COVID-19 mortality rate varied across the globe, ranging from less than 0.1% to over 25% [35]. The CFR for our study was 0.9%, a similar rate was reported by GCC countries. However, mortality varies considerably depending on age, socioeconomic status and underlying health conditions. Furthermore, asymptomatic disease prevalence, changes in the case definition and availability and access to testing could lead to an underestimate of infection rate and mortality [36] [37].

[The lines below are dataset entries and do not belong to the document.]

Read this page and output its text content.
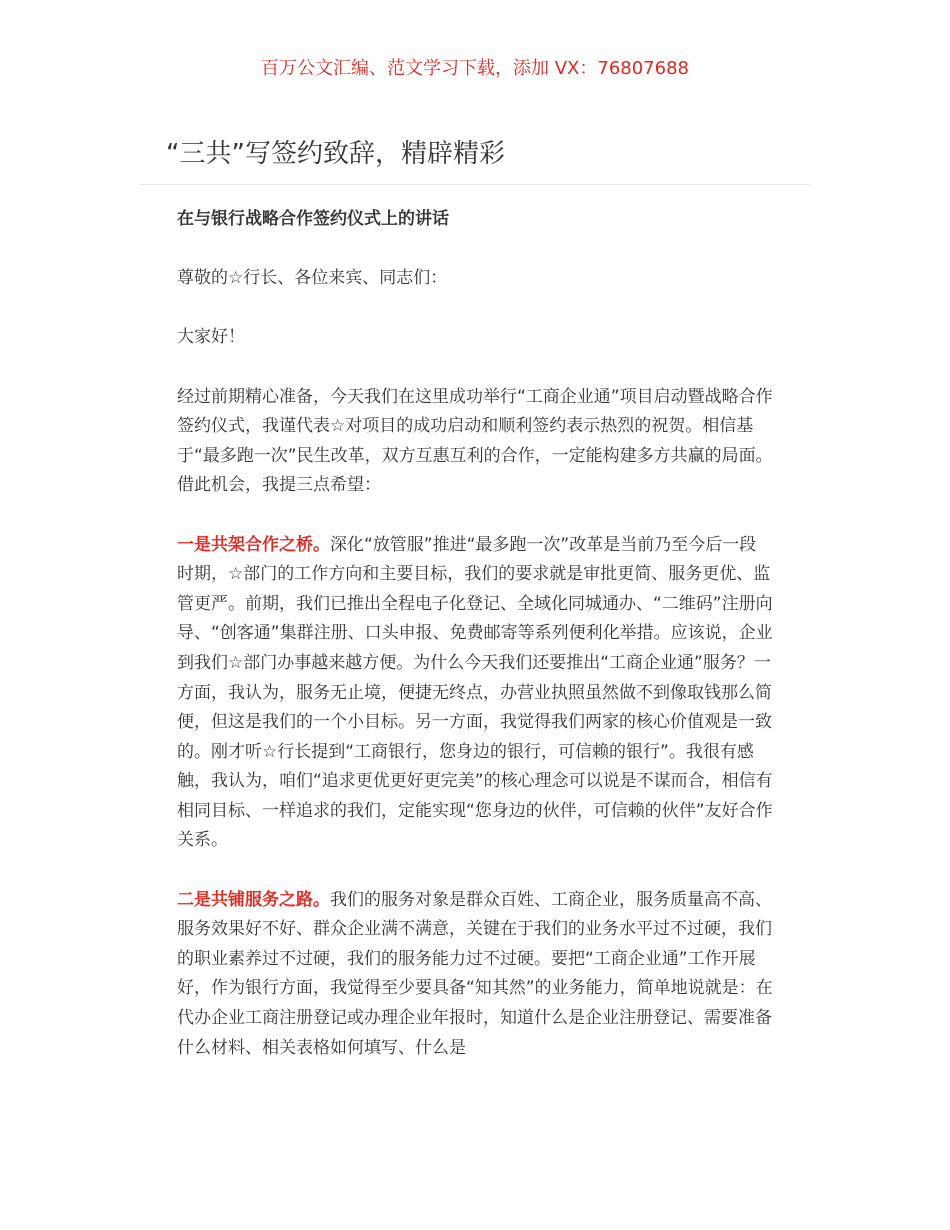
百万公文汇编、范文学习下载，添加 VX：76807688
“三共”写签约致辞，精辟精彩

在与银行战略合作签约仪式上的讲话

尊敬的☆行长、各位来宾、同志们：

大家好！

经过前期精心准备，今天我们在这里成功举行“工商企业通”项目启动暨战略合作签约仪式，我谨代表☆对项目的成功启动和顺利签约表示热烈的祝贺。相信基于“最多跑一次”民生改革，双方互惠互利的合作，一定能构建多方共赢的局面。借此机会，我提三点希望：

一是共架合作之桥。深化“放管服”推进“最多跑一次”改革是当前乃至今后一段时期，☆部门的工作方向和主要目标，我们的要求就是审批更简、服务更优、监管更严。前期，我们已推出全程电子化登记、全域化同城通办、“二维码”注册向导、“创客通”集群注册、口头申报、免费邮寄等系列便利化举措。应该说，企业到我们☆部门办事越来越方便。为什么今天我们还要推出“工商企业通”服务？一方面，我认为，服务无止境，便捷无终点，办营业执照虽然做不到像取钱那么简便，但这是我们的一个小目标。另一方面，我觉得我们两家的核心价值观是一致的。刚才听☆行长提到“工商银行，您身边的银行，可信赖的银行”。我很有感触，我认为，咱们“追求更优更好更完美”的核心理念可以说是不谋而合，相信有相同目标、一样追求的我们，定能实现“您身边的伙伴，可信赖的伙伴”友好合作关系。

二是共铺服务之路。我们的服务对象是群众百姓、工商企业，服务质量高不高、服务效果好不好、群众企业满不满意，关键在于我们的业务水平过不过硬，我们的职业素养过不过硬，我们的服务能力过不过硬。要把“工商企业通”工作开展好，作为银行方面，我觉得至少要具备“知其然”的业务能力，简单地说就是：在代办企业工商注册登记或办理企业年报时，知道什么是企业注册登记、需要准备什么材料、相关表格如何填写、什么是
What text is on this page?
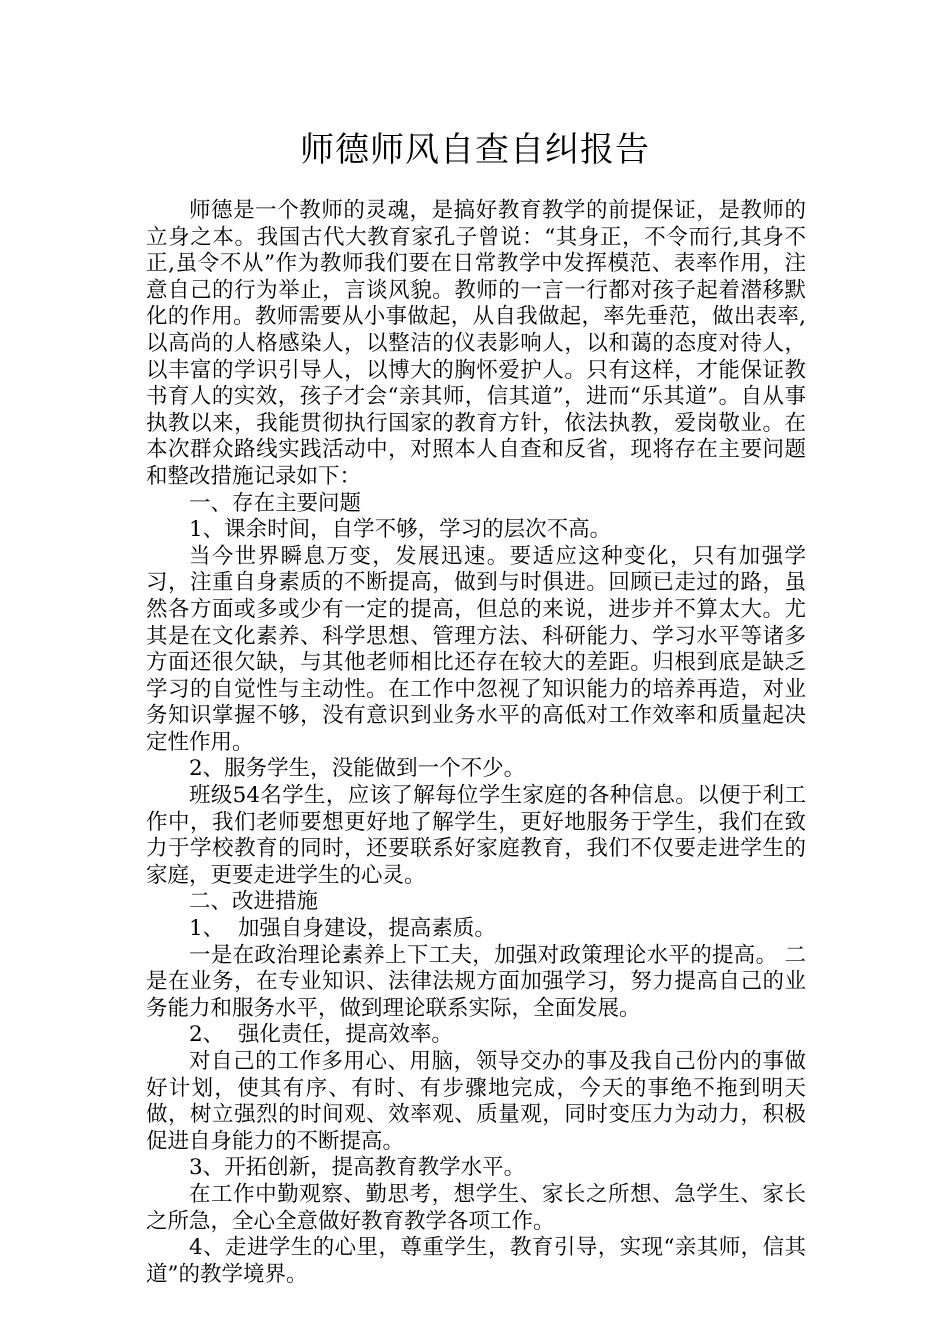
师德师风自查自纠报告

师德是一个教师的灵魂，是搞好教育教学的前提保证，是教师的立身之本。我国古代大教育家孔子曾说：“其身正，不令而行,其身不正,虽令不从”作为教师我们要在日常教学中发挥模范、表率作用，注意自己的行为举止，言谈风貌。教师的一言一行都对孩子起着潜移默化的作用。教师需要从小事做起，从自我做起，率先垂范，做出表率,以高尚的人格感染人，以整洁的仪表影响人，以和蔼的态度对待人，以丰富的学识引导人，以博大的胸怀爱护人。只有这样，才能保证教书育人的实效，孩子才会“亲其师，信其道”，进而“乐其道”。自从事执教以来，我能贯彻执行国家的教育方针，依法执教，爱岗敬业。在本次群众路线实践活动中，对照本人自查和反省，现将存在主要问题和整改措施记录如下：

一、存在主要问题

1、课余时间，自学不够，学习的层次不高。

当今世界瞬息万变，发展迅速。要适应这种变化，只有加强学习，注重自身素质的不断提高，做到与时俱进。回顾已走过的路，虽然各方面或多或少有一定的提高，但总的来说，进步并不算太大。尤其是在文化素养、科学思想、管理方法、科研能力、学习水平等诸多方面还很欠缺，与其他老师相比还存在较大的差距。归根到底是缺乏学习的自觉性与主动性。在工作中忽视了知识能力的培养再造，对业务知识掌握不够，没有意识到业务水平的高低对工作效率和质量起决定性作用。

2、服务学生，没能做到一个不少。

班级54名学生，应该了解每位学生家庭的各种信息。以便于利工作中，我们老师要想更好地了解学生，更好地服务于学生，我们在致力于学校教育的同时，还要联系好家庭教育，我们不仅要走进学生的家庭，更要走进学生的心灵。

二、改进措施

1、  加强自身建设，提高素质。

一是在政治理论素养上下工夫，加强对政策理论水平的提高。 二是在业务，在专业知识、法律法规方面加强学习，努力提高自己的业务能力和服务水平，做到理论联系实际，全面发展。

2、  强化责任，提高效率。

对自己的工作多用心、用脑，领导交办的事及我自己份内的事做好计划，使其有序、有时、有步骤地完成，今天的事绝不拖到明天做，树立强烈的时间观、效率观、质量观，同时变压力为动力，积极促进自身能力的不断提高。

3、开拓创新，提高教育教学水平。

在工作中勤观察、勤思考，想学生、家长之所想、急学生、家长之所急，全心全意做好教育教学各项工作。

4、走进学生的心里，尊重学生，教育引导，实现“亲其师，信其道”的教学境界。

Our study has some limitations. The numbers could be an underestimate since a substantial proportion of the population can either be asymptomatic or have mild symptoms for which they do not approach healthcare facility. Language barriers did exist for ascertaining exposure and contact tracing as most cases were expatriates. To overcome this challenge, we did employ contact tracers from various nationalities to address this issue with varying degrees of success.
In conclusion, SARS-CoV-2 is a new virus and understanding the epidemiological characteristics of the affected cases will assist the policymakers to understand patterns of epidemiological spread and thus plan for robust interventions.
Acknowledgements
We would like to thank all head of hospital, heads of health center and private clinic. We thank all focal points in the surveillance team in the Muscat region along with all first line health providers for their dedication and sacrifices.